Introduction to K8s
Features
- high availability
- Scalable solutions
- Disaster recovery
Basic k8 components: https://medium.com/@usvisen2000/navigating-kubernetes-a-beginners-roadmap-to-understanding-key-concepts-8362558c10b6
Config Map: External configuration of your application, can be attached to a pod. This is not meant for secrets such as credentials.
Secret: Similar to config map but can be used to store credentials (passwords, etc). Can be attached to a pod.
Config map and secret can be accessed inside the pod using env vars or properties file.
K8 doesn’t manage storage directly.
StatefulSet: Meant for replication of stateful application such as databases. Database reads and writes are synchronised. Generally, databases are hosted outside the K8s cluster as its quite difficult to deploy databases on K8s.
Architecture
Worker nodes is where the actual pods are deployed. Each worker node needs the following services to be deployed:
- container runtime
- Kubelet (responsible for starting containers in the node, gets the request from scheduler.)
- Kubeproxy
Master Nodes Responsible for controlling cluster state and managing worker nodes (scheduling pod deployments, etc). Has the following components:
- API server (cluster gateway, CRUD for pods, handles authentication/authorisation, cluster health)
- Scheduler (Responsible for scheduling new pods.
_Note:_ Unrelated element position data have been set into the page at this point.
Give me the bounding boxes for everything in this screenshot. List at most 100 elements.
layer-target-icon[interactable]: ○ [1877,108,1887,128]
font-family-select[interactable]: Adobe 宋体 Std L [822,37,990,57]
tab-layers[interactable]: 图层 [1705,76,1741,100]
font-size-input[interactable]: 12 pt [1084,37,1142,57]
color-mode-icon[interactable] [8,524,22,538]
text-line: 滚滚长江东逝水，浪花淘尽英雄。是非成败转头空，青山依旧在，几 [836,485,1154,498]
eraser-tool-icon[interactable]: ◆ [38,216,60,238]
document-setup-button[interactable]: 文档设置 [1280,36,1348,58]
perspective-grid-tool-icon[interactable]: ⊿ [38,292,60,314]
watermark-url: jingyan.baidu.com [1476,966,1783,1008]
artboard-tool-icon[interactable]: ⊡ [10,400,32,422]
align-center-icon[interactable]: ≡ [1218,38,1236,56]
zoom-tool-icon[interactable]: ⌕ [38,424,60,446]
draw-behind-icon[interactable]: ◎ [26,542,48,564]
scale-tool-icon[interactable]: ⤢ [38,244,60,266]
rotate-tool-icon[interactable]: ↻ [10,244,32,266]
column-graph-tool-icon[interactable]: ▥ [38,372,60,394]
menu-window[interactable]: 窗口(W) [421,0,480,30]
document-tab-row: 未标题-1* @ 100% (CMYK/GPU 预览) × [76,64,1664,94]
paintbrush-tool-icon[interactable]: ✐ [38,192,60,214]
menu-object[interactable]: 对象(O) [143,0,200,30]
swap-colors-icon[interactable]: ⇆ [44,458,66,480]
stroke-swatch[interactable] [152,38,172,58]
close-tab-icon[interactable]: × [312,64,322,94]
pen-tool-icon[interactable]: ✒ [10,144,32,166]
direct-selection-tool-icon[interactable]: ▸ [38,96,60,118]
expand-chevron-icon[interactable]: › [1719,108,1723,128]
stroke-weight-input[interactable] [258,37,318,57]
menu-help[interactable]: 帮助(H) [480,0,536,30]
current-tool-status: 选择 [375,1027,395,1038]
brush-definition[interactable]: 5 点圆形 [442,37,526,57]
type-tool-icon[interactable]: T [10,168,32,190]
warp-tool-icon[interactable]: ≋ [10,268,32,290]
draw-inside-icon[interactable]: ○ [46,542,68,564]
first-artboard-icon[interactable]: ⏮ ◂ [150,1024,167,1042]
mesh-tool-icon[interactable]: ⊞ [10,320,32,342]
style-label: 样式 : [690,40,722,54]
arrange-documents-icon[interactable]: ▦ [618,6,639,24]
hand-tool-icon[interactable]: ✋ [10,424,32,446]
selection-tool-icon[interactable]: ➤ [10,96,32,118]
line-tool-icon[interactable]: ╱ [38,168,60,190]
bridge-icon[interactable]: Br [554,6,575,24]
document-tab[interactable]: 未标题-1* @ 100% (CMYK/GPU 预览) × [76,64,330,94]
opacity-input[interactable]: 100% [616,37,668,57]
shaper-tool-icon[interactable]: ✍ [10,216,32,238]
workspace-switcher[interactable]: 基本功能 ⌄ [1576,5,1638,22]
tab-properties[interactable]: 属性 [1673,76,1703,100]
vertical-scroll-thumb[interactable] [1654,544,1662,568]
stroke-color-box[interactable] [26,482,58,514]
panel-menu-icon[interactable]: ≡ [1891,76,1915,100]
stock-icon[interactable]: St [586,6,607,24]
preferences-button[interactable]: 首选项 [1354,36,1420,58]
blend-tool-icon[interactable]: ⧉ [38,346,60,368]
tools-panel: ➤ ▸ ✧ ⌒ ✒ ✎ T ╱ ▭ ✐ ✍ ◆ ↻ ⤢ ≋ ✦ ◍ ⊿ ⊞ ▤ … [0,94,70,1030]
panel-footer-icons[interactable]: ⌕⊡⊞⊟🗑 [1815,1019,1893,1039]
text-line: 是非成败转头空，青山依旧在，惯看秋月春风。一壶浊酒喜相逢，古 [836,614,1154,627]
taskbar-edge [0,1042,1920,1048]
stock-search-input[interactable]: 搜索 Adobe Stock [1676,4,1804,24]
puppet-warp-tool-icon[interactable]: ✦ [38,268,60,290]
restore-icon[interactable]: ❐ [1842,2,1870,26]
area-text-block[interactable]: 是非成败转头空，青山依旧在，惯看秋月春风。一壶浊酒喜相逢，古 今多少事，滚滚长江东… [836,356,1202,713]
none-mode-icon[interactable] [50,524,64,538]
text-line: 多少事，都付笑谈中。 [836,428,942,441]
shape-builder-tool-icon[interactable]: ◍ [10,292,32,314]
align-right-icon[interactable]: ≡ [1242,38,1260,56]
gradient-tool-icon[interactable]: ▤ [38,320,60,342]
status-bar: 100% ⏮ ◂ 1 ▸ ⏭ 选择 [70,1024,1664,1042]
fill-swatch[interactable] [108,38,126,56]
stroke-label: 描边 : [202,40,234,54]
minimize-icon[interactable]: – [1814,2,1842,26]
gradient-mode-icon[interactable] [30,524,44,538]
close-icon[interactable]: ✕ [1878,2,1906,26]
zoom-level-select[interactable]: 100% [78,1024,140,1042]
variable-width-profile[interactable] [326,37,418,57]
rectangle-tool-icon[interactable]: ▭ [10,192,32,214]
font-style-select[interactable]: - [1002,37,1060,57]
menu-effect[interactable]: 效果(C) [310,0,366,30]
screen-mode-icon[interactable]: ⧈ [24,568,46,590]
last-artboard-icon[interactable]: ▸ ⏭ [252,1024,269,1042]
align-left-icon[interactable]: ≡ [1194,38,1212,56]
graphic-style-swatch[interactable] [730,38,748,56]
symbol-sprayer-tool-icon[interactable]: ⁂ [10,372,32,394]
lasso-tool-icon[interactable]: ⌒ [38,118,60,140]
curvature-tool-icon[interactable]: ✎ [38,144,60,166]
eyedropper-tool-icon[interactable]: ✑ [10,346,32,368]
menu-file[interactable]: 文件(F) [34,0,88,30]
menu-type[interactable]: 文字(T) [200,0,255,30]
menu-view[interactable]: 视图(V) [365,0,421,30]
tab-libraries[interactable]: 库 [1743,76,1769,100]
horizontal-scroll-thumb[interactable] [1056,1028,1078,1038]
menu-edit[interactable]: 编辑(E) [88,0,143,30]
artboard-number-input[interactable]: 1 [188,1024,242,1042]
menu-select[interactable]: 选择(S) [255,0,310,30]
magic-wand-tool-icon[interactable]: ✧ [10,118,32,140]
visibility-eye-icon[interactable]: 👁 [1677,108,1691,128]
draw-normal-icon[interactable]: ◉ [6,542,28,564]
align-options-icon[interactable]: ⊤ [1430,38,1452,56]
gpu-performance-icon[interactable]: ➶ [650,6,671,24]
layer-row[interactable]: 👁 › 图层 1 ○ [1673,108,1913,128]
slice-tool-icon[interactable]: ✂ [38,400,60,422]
Scheduler gets the request through the API server)
- Controller manager (Monitors nodes, detects cluster state changes and tries to recover the cluster state by making requests to scheduler to schedule new pods that crashed, etc)
- Etcd (key-value store of the cluster state. Cluster changes get stored here)
Master nodes generally require less CPU and MEM compared to worker nodes (application servers).